Protection of Conscience Project
Protection of Conscience Project
Service, not Servitude

Service, not Servitude

Re: Belgium: mandatory referral for euthanasia

Project Letter to the Belgian Association of General Practitioners
23 July, 2004 

Engels  |  Nederlands

Secretariaat, Nancy Denyn
Wetenschappelijke Vereniging van Vlaamse Huisartsen
St.-Hubertusstraat 58,
2600 Berchem,

Dear Madam:

I enclose a copy of the Standpunt over medische beslissingen rond het levenseinde en euthanasie issued on 4 December, 2003, with the English translation we have used in reviewing it. The document is of great interest because the Protection of Conscience Project supports freedom of conscience for health care workers who do not wish to participate in procedures to which they object for reasons of conscience. However, the translation is incomplete in some places and only approximates the meaning of the original, so I am writing to ensure that we correctly understand the statement and explore some of the issues it raises.

We are pleased to see that the statement acknowledges that physicians who do not want to participate in euthanasia may decline to do so. We also agree that physicians should give timely notice to patients of their views, and that they should be assisted in developing strategies that will allow them to deal with requests for euthanasia in a manner that is respectful of the patient, and consistent with their own principles. Recording end-of-life discussions in the patients' medical file is very important, especially when there is a conflict between the views of the patient and the views of the physician. The suggestion that an "information and communication contract" could be used in this process is interesting.

However, we have concerns about some parts of the statement, which we now put forward for your consideration. It is possible that some of these reservations are based upon a misunderstanding caused by a mistranslation of the text. If so, correction and clarification would be most welcome.

The first concern is the requirement that a physician who objects to euthanasia is, nonetheless, expected to facilitate the procedure by assisting the patient to find a willing physician. The experience of the Project is that most conscientious objectors would refuse to do so, on the grounds that such collaboration would incur moral responsibility for the act.

The second concern is the stated intention to make euthanasia one of the 'treatment options' in a continuum of palliative care. Outside Belgium and the Netherlands, palliative care is understood to mean relieving the burden of pain and suffering caused by disease, so that patients live comfortably until they die. 'Palliation' specifically excludes euthanasia or assisted suicide. One commonly hears, for example, statements like, "We don't need euthanasia; we need better palliative care." The approach suggested by the statement appears to be a significant departure from this understanding, and would have a great impact on anyone involved in the field.
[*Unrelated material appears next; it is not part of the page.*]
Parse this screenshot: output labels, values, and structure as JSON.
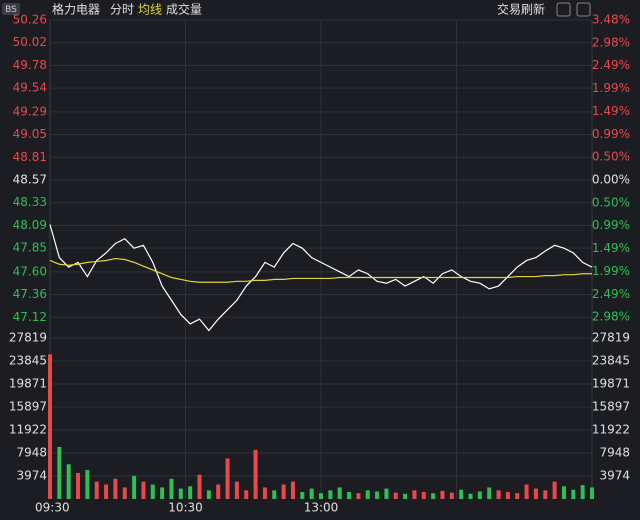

The third concern is the recommendation that euthanasia should not be treated as a medical specialty, requiring specialist 'teams' and facilities, but should become part of the regular health care system. This would, potentially, require the involvement of anyone involved in health care delivery and support, thus setting the stage for widespread conflicts of conscience. This problem would be exacerbated by the expectation that conscientious objectors must facilitate patient requests for euthanasia.

Finally, the expectation that physicians must ensure that patients are aware of and able to choose euthanasia is likely to present some problems. We would like to clarify whether or not the signatories to the statement expect or require that physicians communicating this information do so in a manner that portrays euthanasia as a morally neutral or morally legitimate choice.